Something we couldn't get hold of was preventing us from representing ourselves or defending our rights. Some dark force seemed to be imprisoning us metaphorically, while if we protested this state of affairs or campaigned to change our fate we were imprisoned in the literal dungeons of the Abu Zabal prison , or countless others police stations across the Arab world. Many of us are stuck in the much larger jail that is Gaza . Since Camp David , a very special breed of security states were built, all geared towards the direct containment of our aspirations for freedom. Our generation knew nothing other than these regimes, which to us appeared eternal, omniscient, and omnipotent.
Older generations knew things were not always this way. Sometimes they would discuss, in lowered voices, the days of Gamal Abdel Nasser when Egypt was at the helm of Arab resistance. In other moments, they would tell stories of the Palestinian revolution of the 60s and 70s. Yet, they too were bitterly disappointed at our present, feeling disempowered, unable to tell us what happened, and how it was lost.
To be sure, the past gave us a tradition of which we were proud. Yet, that tradition seemed ever so distant, its legacy of hope and achievement way beyond our reach. How many of us watched films and documentaries about this era, reading old books, all the while dreaming of being young and Arab in that extraordinary hour when Egypt launched its epic confrontation with colonial rule in 1952; or when the Suez canal was nationalised and the British, French and Israeli aggression was defeated in 1956; or at that heady moment when Algeria celebrated independence in 1962; or when thousands joined the struggle for Palestinian liberation in the 60s and 70s?

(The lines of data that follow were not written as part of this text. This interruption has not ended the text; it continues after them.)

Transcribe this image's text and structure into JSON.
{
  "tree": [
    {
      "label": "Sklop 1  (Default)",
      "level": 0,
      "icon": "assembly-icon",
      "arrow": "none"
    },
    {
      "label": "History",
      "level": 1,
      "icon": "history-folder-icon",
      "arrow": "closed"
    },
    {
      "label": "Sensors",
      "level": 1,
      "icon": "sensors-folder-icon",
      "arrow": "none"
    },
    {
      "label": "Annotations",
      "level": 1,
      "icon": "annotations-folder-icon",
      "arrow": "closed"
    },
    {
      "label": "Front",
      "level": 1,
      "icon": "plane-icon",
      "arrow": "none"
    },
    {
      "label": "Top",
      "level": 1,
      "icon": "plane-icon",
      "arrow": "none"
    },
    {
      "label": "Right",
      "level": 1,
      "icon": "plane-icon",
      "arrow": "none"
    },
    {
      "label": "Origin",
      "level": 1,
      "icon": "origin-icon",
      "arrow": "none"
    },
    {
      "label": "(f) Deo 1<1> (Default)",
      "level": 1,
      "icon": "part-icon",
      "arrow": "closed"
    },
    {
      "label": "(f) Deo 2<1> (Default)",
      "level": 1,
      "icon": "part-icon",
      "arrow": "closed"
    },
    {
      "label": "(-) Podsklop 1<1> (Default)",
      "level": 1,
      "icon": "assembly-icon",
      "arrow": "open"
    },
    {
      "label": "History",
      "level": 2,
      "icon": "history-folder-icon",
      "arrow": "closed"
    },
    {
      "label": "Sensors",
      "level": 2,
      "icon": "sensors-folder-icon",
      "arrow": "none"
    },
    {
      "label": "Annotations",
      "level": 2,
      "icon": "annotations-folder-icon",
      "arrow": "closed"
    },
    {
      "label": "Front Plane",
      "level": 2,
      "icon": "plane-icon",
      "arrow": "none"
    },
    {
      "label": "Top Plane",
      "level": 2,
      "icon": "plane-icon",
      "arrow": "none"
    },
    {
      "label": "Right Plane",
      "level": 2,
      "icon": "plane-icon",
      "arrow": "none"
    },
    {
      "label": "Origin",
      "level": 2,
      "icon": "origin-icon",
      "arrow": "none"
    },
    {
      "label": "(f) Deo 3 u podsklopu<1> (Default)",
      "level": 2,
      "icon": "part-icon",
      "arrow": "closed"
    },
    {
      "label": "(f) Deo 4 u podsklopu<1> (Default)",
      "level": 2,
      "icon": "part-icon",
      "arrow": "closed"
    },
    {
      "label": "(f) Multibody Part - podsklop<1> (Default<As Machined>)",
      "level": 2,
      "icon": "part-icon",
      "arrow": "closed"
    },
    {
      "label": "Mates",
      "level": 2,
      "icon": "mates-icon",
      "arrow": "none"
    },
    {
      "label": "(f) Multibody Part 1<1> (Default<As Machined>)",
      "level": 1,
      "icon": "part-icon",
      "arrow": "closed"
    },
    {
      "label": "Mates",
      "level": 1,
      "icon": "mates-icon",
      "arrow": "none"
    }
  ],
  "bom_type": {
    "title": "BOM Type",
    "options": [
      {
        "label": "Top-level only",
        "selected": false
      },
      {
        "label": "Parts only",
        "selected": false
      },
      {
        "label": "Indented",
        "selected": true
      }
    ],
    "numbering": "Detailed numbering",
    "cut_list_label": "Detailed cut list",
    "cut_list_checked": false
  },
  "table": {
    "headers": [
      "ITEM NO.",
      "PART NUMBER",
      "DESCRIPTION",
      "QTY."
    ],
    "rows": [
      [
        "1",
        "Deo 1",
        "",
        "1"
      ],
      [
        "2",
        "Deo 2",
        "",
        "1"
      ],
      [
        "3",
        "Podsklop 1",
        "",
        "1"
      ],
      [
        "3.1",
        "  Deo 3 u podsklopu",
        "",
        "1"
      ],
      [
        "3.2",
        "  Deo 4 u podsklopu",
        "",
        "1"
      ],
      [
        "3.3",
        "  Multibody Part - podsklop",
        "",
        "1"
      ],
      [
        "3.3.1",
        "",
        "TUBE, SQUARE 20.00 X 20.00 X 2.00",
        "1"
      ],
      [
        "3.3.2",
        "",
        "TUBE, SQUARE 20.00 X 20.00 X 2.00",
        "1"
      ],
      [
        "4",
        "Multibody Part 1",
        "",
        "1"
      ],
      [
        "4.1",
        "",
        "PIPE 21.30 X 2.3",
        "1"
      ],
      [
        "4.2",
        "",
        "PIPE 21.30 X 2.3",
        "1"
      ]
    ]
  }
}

The tradition to which those moments of hope belonged was so vivid in our imagination, but so far from our reality. For the past 30 years, those who fought for freedom were imprisoned, tortured, mocked or marginalised.
Those of us who campaigned for change were ignored and brutalised. Yet, by the grace of this Egyptian revolution and its Tunisian sister, the struggles of the last decades have been vindicated and the tradition has been reclaimed. Popular movements now will begin a new chapter of legitimacy and honour in a struggle for genuine representation. We are living a dream.
Against all the odds two tyrants have so far been overthrown; and Arab youth across the world are exchanging excited messages. "Mabrouk" (congratulations) is the word of the day and 11 February 2011 will be permanently marked as an anniversary of celebration and joy, a milestone in the international history of democracy.
This Arab quest for freedom and liberation has always had powerful opponents; our dreams are their nightmares. They know as well as we do that the Egyptian revolution represents not just the overthrow of the ancien regime , but the decolonisation of the country. The first condition of true representative democracy is independence. But this is not something that the American, Israeli and other foreign governments wish for Egypt or any other Arab country, in spite of the attempts at presenting the Egyptian military establishment as a free-standing independent actor.
Yet, it may still be possible to realise our dream if we can keep close to popular consensus, which in Egypt's case has growing influence within the lower ranks of the army, who are overwhelmingly patriotic. The challenge for this generation of Arab youth is not to lose the momentum: our generation has finally rediscovered the lost revolutionary heritage of our parents and grandparents. Today, hundreds of thousands are struggling for their freedom in Bahrain, Libya, Yemen, Iraq and Palestine. If the Tunisian and Egyptian revolutions have taught us anything, it is that we organise without respite until the rest of the Arab world is also free: we carry the dream.